Deezer, Spotify, Apple Music, Google Play Music, Amazon, TIdal… quoiqu’on en pense de ces plateformes, le téléchargement d’albums au format numérique et le streaming sont devenus des modes de consommation de musique.
Je vais déjà éventer partiellement ma conclusion : en 2017, il paraît peu crédible de se passer d’une présence sur des plateformes digitales. A condition de considérer la musique comme un produit de consommation et l’écoute comme un service.
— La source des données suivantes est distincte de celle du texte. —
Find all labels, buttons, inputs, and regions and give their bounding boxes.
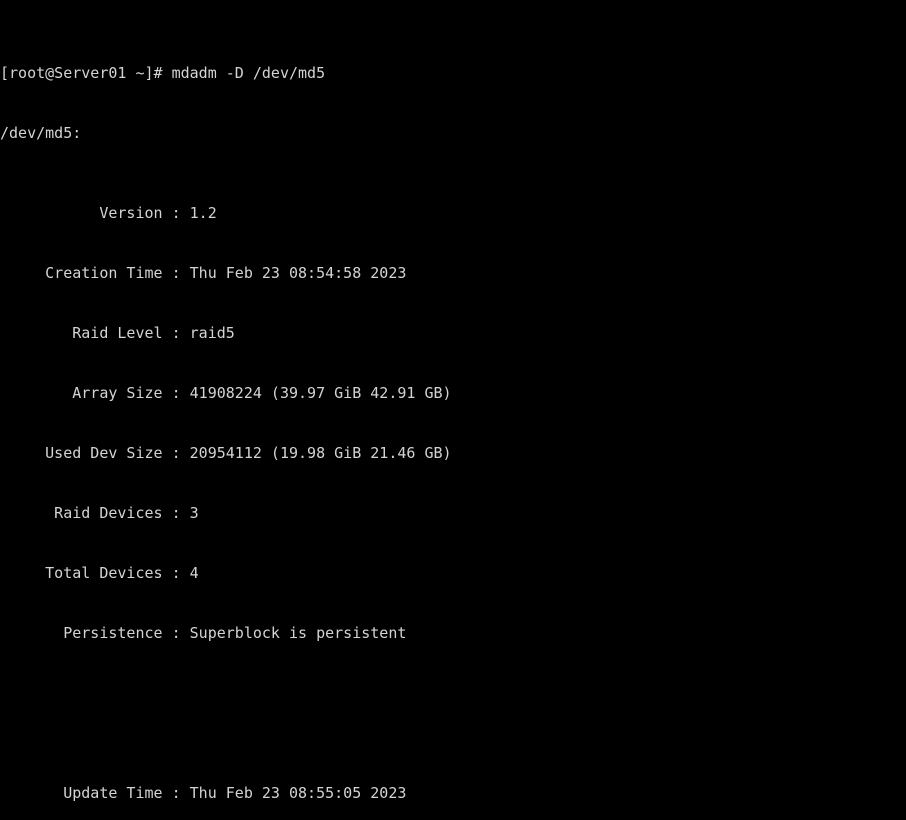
field-update-time: Update Time : Thu Feb 23 08:55:05 2023 [0,784,407,802]
field-raid-level: Raid Level : raid5 [0,324,235,342]
field-used-dev-size: Used Dev Size : 20954112 (19.98 GiB 21.4… [0,444,452,462]
field-version: Version : 1.2 [0,204,217,222]
terminal-screen-buffer: [root@Server01 ~]# mdadm -D /dev/md5 /de… [0,3,614,820]
terminal-command-line: [root@Server01 ~]# mdadm -D /dev/md5 [0,64,326,82]
field-total-devices: Total Devices : 4 [0,564,199,582]
field-raid-devices: Raid Devices : 3 [0,504,199,522]
field-creation-time: Creation Time : Thu Feb 23 08:54:58 2023 [0,264,407,282]
array-device-header: /dev/md5: [0,124,82,142]
field-persistence: Persistence : Superblock is persistent [0,624,407,642]
field-array-size: Array Size : 41908224 (39.97 GiB 42.91 G… [0,384,452,402]
terminal-window[interactable]: [root@Server01 ~]# mdadm -D /dev/md5 /de… [0,0,906,820]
La musique enregistrée fête ses 140 ans. Pendant ce court laps de temps, elle a quitté les grandes salles de concert réservées aux élites. Elle est entrée dans les foyers, puis dans nos poches. Nous pouvons écouter de la musique partout. A tout moment et nous avons accès à un répertoire infiniment vaste. Parallèlement, via Internet, la télévision, la presse et la radio, l’offre culturelle et l’information ont évolué et nous avons également accès à une quantité d’images et de sons. Les acquis sociaux ont permis la naissance d’une société de consommation et de loisirs. Tandis que le design transformait les objets du quotidien en œuvres d’art, l’art est devenu un produit de consommation. Finalement, les techniques de diffusion se sont améliorées et proposent une offre de masse pour les masses.
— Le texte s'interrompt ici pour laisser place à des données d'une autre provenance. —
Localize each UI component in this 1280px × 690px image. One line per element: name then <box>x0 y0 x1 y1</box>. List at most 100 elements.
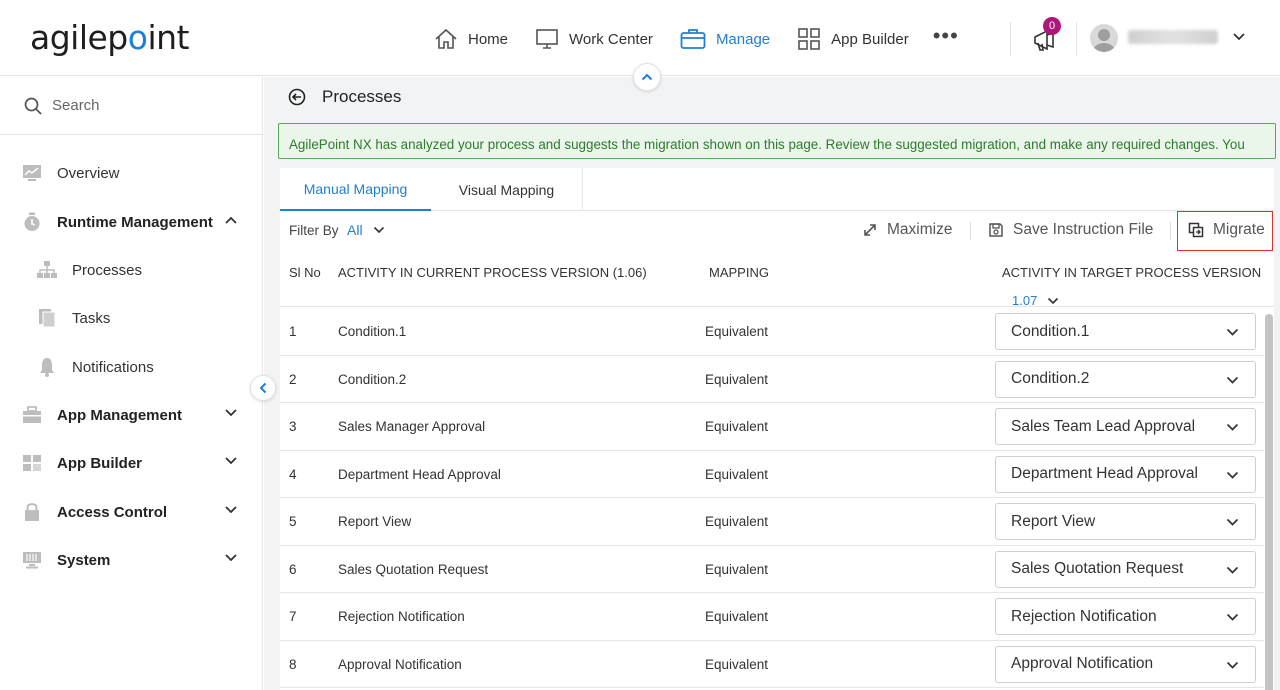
mapping-toolbar: Filter By All Maximize Save Instruction … <box>280 211 1274 251</box>
mapping-status: Equivalent <box>705 514 769 529</box>
tab-manual-mapping[interactable]: Manual Mapping <box>280 168 431 211</box>
column-header-slno: Sl No <box>289 265 321 280</box>
collapse-sidebar-button[interactable] <box>250 375 276 401</box>
target-activity-select[interactable]: Report View <box>995 503 1256 540</box>
chart-icon <box>22 163 42 183</box>
lock-icon <box>22 502 42 522</box>
sidebar-item-app-builder[interactable]: App Builder <box>0 443 262 483</box>
row-number: 6 <box>289 561 297 577</box>
nav-work-center-label: Work Center <box>569 30 653 48</box>
tasks-icon <box>37 308 57 328</box>
chevron-up-icon <box>225 216 237 224</box>
sidebar-item-label: Overview <box>57 164 120 182</box>
sidebar-item-access-control[interactable]: Access Control <box>0 492 262 532</box>
target-activity-select[interactable]: Condition.1 <box>995 313 1256 350</box>
sidebar-item-label: Tasks <box>72 309 111 327</box>
chevron-down-icon <box>225 554 237 562</box>
tab-visual-mapping[interactable]: Visual Mapping <box>431 168 582 211</box>
migrate-button[interactable]: Migrate <box>1188 221 1265 239</box>
mapping-status: Equivalent <box>705 561 769 577</box>
sidebar-item-label: Notifications <box>72 358 154 376</box>
sidebar-search[interactable]: Search <box>0 77 262 135</box>
save-instruction-file-button[interactable]: Save Instruction File <box>988 221 1153 239</box>
target-activity-select[interactable]: Department Head Approval <box>995 455 1256 493</box>
chevron-down-icon <box>373 226 384 234</box>
toolbox-icon <box>22 405 42 425</box>
main-nav: Home Work Center Manage App Builder ••• <box>434 23 959 54</box>
chevron-down-icon <box>1226 661 1239 669</box>
username-blurred[interactable] <box>1128 30 1218 44</box>
chevron-up-icon <box>641 73 653 81</box>
sidebar-item-label: Processes <box>72 261 143 279</box>
chevron-down-icon[interactable] <box>1232 32 1246 42</box>
target-activity-select[interactable]: Sales Team Lead Approval <box>995 408 1256 445</box>
target-activity-select[interactable]: Approval Notification <box>995 645 1256 683</box>
chevron-down-icon <box>1226 613 1239 621</box>
table-row: 4 Department Head Approval Equivalent Depar… <box>280 451 1264 498</box>
maximize-button[interactable]: Maximize <box>862 221 952 239</box>
target-activity-value: Condition.2 <box>1011 370 1090 387</box>
row-number: 5 <box>289 514 297 529</box>
server-icon <box>22 550 42 570</box>
nav-manage[interactable]: Manage <box>680 28 770 50</box>
sidebar-item-system[interactable]: System <box>0 540 262 580</box>
tab-divider <box>582 168 583 211</box>
stopwatch-icon <box>22 212 42 232</box>
sidebar-item-notifications[interactable]: Notifications <box>0 347 262 387</box>
mapping-tabs: Manual Mapping Visual Mapping <box>280 168 1274 211</box>
target-version-dropdown[interactable]: 1.07 <box>1012 293 1059 308</box>
sidebar-item-runtime-management[interactable]: Runtime Management <box>0 202 262 242</box>
sidebar-item-processes[interactable]: Processes <box>0 250 262 290</box>
chevron-down-icon <box>1226 566 1239 574</box>
back-arrow-icon[interactable] <box>288 88 306 106</box>
sidebar-item-overview[interactable]: Overview <box>0 153 262 193</box>
sidebar: Search Overview Runtime Management Proce… <box>0 77 263 690</box>
page-title-text: Processes <box>322 87 402 106</box>
sidebar-item-label: Access Control <box>57 503 168 521</box>
sidebar-item-tasks[interactable]: Tasks <box>0 298 262 338</box>
target-activity-value: Approval Notification <box>1011 655 1154 672</box>
current-activity: Approval Notification <box>338 656 462 672</box>
current-activity: Condition.1 <box>338 324 407 339</box>
more-icon[interactable]: ••• <box>933 23 959 49</box>
search-icon <box>24 97 42 115</box>
filter-label: Filter By <box>289 223 339 238</box>
nav-app-builder[interactable]: App Builder <box>797 28 909 50</box>
save-instruction-file-label: Save Instruction File <box>1013 221 1154 238</box>
main-content: Processes AgilePoint NX has analyzed you… <box>264 77 1280 690</box>
migration-info-alert: AgilePoint NX has analyzed your process … <box>278 123 1276 159</box>
target-activity-select[interactable]: Condition.2 <box>995 360 1256 398</box>
table-scrollbar[interactable] <box>1265 314 1273 690</box>
filter-dropdown[interactable]: All <box>347 222 385 238</box>
table-row: 8 Approval Notification Equivalent Approval… <box>280 641 1264 688</box>
nav-manage-label: Manage <box>715 30 771 48</box>
column-header-current-activity: ACTIVITY IN CURRENT PROCESS VERSION (1.0… <box>338 265 647 280</box>
avatar[interactable] <box>1090 24 1118 52</box>
table-row: 7 Rejection Notification Equivalent Rejecti… <box>280 593 1264 641</box>
nav-work-center[interactable]: Work Center <box>535 28 653 50</box>
target-activity-value: Rejection Notification <box>1011 607 1157 625</box>
column-header-mapping: MAPPING <box>709 265 769 280</box>
chevron-down-icon <box>1226 376 1239 384</box>
mapping-status: Equivalent <box>705 371 769 387</box>
mapping-status: Equivalent <box>705 656 769 672</box>
target-activity-select[interactable]: Rejection Notification <box>995 598 1256 635</box>
target-activity-value: Report View <box>1011 512 1096 530</box>
nav-home[interactable]: Home <box>434 28 508 50</box>
filter-value: All <box>347 222 363 238</box>
monitor-icon <box>536 29 558 49</box>
chevron-down-icon <box>1048 297 1059 304</box>
notification-badge: 0 <box>1043 17 1061 35</box>
target-activity-select[interactable]: Sales Quotation Request <box>995 550 1256 588</box>
mapping-status: Equivalent <box>705 419 769 434</box>
mapping-status: Equivalent <box>705 466 769 482</box>
agilepoint-logo[interactable]: agilepoint <box>30 18 189 57</box>
row-number: 2 <box>289 371 297 387</box>
mapping-status: Equivalent <box>705 324 769 339</box>
sidebar-item-app-management[interactable]: App Management <box>0 395 262 435</box>
target-activity-value: Condition.1 <box>1011 322 1090 340</box>
collapse-header-button[interactable] <box>633 63 661 91</box>
current-activity: Report View <box>338 514 412 529</box>
briefcase-icon <box>680 29 706 49</box>
current-activity: Sales Quotation Request <box>338 561 489 577</box>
La musique EST un produit de consommation
La mise en relation d’une offre artistique véhiculée par un producteur vers une demande de l’auditeur est en parfaite adéquation avec l’idée d’un marché de consommation. S’il se trouve quelque romantique parmi nous, je rappellerai simplement que l’artiste populaire ne produisant rien de consommable était notoirement sans le sou. En échange du gite et du couvert ou d’une chaire dans une chapelle musicale, les plus grands compositeurs classiques ont répondu avec régularité à des commandes pour des opéras, des messes, des requiem. La fable de la cigale et de la fourmi de Jean de la Fontaine ne raconte rien d’autre: la cigale ayant chanté tout l’été, criant famine (FAAAAAMIIIIIINE !), elle se retrouve contrainte de « danser » en échange des largesses de la fourmi.
Le musicien s’est toujours préoccupé de proposer au sein de son projet artistique une offre en adéquation avec la demande de son auditoire. Comme Jacques Stotzem le soulignait dans sa conférence « Fingerpicking Roots », les bluesmen itinérants ont intégré le ragtime venu du piano dans leur répertoire de guitariste pour satisfaire à la demande du public. La naissance du fingerpicking démontre que ce n’est pas toujours une mauvaise chose et que le commerce de l’art peut-être source de progrès.
Mais le marché a des exigences, et la recherche du profit en est une. Lorsque la recherche du profit nie la recherche artistique, nous sommes confronté aux aspects pervers de cette équation. Malgré tout, certains artistes embrassent l’ascèse de la recherche artistique pure, parfois avec frugalité, souvent aidé d’une fortune personnelle ou à grands renforts d’allocations et de subsides divers qui ne sont que d’autres moyens d’infléchir l’offre afin de célébrer une certaine forme d’entre-soi.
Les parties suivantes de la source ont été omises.